The change in price target by Evercore ISI reflects a cautious stance due to several factors impacting FedEx’s recent performance. Analysts cite severe weather conditions, delayed datasets from China, and growing macroeconomic and policy uncertainties as key challenges. Despite these issues, analysts noted that FedEx experienced favorable volume and pricing momentum during December’s peak period. However, the subsequent months have been marked by extreme weather events and an earlier Chinese New Year, which has disrupted both comparisons and macroeconomic data points. According to InvestingPro data, FedEx has maintained dividend payments for 24 consecutive years, demonstrating remarkable financial stability despite market challenges.

Evercore ISI analysts have also taken into account the shift in market sentiment, from the optimism of the Trump Bump to recession fears by the end of February. They acknowledge the difficulties in predicting the financial impact of known unknowns, such as wildfires, winter weather, and international export volume trends. The analysts also highlighted that issues like market sentiment and uncertainty are currently easier to gauge than actual financial outcomes.

In their analysis, Evercore ISI examined retail sales, industrial production, and China exports data to forecast volume and revenue for FedEx. Although January and February saw robust retail sales growth, industrial production showed signs of contracting less, offering some balance to the deceleration in retail sales. The trend in China’s exports remains uncertain due to the country’s practice of reporting January and February data together.

As a result of these observations and analyses, Evercore ISI has lowered its EPS estimate for FedEx’s third quarter of fiscal 2025 to $4.38 from $4.41. The firm’s forecasts for fiscal years 2025 and 2026 have also been adjusted to $18.85 (down from $19.08) and $22.33 (down from $22.80), respectively. The revised price target of $290 is based on the lower FY26 EPS projection and a reassessment of the sum-of-the-parts valuation in light of peer-group sell-offs. Currently trading at a P/E ratio of 15.48x with annual revenue of $87.39 billion, FedEx maintains a solid financial position.
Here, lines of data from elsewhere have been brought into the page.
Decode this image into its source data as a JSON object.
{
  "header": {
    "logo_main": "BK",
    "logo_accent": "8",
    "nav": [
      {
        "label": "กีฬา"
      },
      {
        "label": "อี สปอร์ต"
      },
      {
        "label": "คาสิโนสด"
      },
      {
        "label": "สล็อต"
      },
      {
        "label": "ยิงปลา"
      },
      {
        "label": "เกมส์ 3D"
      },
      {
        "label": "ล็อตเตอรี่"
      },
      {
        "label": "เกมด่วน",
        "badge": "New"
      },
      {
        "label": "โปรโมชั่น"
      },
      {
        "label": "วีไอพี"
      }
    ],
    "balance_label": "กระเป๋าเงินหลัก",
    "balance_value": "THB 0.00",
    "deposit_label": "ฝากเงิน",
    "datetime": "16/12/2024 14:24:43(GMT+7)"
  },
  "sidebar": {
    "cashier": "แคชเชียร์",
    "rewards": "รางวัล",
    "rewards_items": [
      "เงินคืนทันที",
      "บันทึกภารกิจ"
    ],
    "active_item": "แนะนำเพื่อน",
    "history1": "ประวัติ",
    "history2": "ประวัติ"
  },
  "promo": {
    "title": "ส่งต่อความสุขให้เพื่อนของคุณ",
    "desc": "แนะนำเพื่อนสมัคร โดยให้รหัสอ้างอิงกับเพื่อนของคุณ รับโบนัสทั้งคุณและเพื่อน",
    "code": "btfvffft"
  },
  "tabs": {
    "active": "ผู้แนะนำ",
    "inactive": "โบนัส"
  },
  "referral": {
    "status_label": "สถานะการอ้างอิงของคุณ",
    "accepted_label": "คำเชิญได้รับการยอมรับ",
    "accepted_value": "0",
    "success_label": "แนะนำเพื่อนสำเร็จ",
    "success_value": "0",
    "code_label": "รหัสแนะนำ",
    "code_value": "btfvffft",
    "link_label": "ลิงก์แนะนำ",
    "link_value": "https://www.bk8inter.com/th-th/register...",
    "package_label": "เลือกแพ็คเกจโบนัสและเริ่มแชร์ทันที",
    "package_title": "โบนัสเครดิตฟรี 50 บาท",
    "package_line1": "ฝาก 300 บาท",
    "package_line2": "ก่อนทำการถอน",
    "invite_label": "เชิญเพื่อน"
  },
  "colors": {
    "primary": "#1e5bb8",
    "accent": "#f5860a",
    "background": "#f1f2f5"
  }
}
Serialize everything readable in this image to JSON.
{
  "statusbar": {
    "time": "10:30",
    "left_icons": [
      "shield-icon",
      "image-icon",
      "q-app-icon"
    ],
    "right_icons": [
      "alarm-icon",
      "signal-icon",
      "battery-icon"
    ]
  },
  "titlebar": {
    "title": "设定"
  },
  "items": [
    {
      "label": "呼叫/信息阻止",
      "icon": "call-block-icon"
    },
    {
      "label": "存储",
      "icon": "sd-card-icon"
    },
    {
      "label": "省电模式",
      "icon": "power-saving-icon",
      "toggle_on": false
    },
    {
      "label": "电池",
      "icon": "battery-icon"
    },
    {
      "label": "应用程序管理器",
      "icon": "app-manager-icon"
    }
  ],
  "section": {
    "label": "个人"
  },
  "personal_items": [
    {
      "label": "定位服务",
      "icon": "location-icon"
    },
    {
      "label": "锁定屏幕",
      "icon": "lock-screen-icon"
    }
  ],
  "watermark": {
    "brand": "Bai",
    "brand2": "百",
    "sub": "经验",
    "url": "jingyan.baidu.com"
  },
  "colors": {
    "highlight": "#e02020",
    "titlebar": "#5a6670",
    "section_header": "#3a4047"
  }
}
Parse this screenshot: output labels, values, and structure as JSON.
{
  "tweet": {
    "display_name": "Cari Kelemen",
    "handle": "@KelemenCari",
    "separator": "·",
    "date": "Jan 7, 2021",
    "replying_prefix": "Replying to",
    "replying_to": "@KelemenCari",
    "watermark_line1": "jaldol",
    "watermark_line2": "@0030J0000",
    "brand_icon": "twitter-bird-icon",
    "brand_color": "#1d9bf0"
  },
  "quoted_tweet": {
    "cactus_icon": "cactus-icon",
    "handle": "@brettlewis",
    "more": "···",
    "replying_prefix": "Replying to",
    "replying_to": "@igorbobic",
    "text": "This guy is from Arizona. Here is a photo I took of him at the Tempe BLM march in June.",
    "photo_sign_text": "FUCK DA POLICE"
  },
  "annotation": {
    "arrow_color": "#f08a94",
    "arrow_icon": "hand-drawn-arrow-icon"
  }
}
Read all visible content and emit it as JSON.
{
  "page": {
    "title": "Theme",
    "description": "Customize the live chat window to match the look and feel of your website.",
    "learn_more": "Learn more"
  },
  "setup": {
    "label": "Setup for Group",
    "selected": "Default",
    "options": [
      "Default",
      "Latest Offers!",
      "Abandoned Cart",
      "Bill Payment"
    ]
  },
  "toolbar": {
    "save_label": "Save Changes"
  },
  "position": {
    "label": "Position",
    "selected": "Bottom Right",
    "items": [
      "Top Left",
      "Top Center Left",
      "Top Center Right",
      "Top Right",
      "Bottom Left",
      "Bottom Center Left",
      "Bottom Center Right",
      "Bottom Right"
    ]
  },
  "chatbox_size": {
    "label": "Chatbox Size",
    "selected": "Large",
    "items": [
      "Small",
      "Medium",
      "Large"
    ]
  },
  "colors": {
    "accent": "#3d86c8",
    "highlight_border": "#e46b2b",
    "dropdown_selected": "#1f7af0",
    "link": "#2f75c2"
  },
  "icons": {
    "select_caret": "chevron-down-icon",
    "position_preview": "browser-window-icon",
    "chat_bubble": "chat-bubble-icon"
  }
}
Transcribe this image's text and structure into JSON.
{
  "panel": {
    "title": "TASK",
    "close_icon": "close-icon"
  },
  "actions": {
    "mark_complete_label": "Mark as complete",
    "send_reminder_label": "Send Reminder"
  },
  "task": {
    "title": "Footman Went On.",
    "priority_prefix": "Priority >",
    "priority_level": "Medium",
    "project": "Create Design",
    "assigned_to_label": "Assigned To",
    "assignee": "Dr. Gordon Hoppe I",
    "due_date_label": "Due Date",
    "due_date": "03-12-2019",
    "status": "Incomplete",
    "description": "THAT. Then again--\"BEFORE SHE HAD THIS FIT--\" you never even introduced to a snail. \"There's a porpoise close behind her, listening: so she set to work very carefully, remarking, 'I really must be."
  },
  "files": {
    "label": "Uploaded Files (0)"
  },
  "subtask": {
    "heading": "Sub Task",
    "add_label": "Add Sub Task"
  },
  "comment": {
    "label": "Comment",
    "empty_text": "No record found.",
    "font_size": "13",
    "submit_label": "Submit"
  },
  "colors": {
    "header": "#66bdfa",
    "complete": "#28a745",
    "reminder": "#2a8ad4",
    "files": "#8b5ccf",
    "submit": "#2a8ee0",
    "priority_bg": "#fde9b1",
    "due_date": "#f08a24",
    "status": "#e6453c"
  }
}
For deeper insights into FedEx’s valuation and comprehensive analysis, investors can access the detailed Pro Research Report available on InvestingPro, which covers over 1,400 top US stocks.

In other recent news, FedEx is preparing to release its earnings report for the third fiscal quarter of 2025, with analysts closely monitoring whether the company will adjust its full-year earnings outlook. Citi analyst Ariel Rosa maintained a Buy rating on FedEx but lowered the price target to $317, highlighting investor concerns about potential further guidance reductions. Meanwhile, Bernstein significantly cut FedEx’s price target from $320 to $202, citing challenges in end markets and global trade uncertainties. Analyst David Vernon from Bernstein noted that the anticipated benefits from FedEx’s initiatives might be dampened by these factors, and he expects the company’s 2026 earnings to be 10% lower than consensus estimates.

Additionally, FedEx has temporarily halted economy parcel and freight services to Saudi Arabia from several countries, including Brazil and China, without providing a timeline for resumption. On another note, GXO Logistics faced a price target reduction from Citi, now set at $56, due to foreign exchange headwinds affecting its revenue from the U.K. and Europe. The weakening of the British Pound and Euro against the U.S. Dollar has led Citi to lower GXO’s adjusted EBITDA estimates for the upcoming years. Meanwhile, Dexterity Inc., an AI robotics firm, achieved a $1.65 billion valuation following a recent funding round, underscoring the growing interest in AI-driven industrial solutions.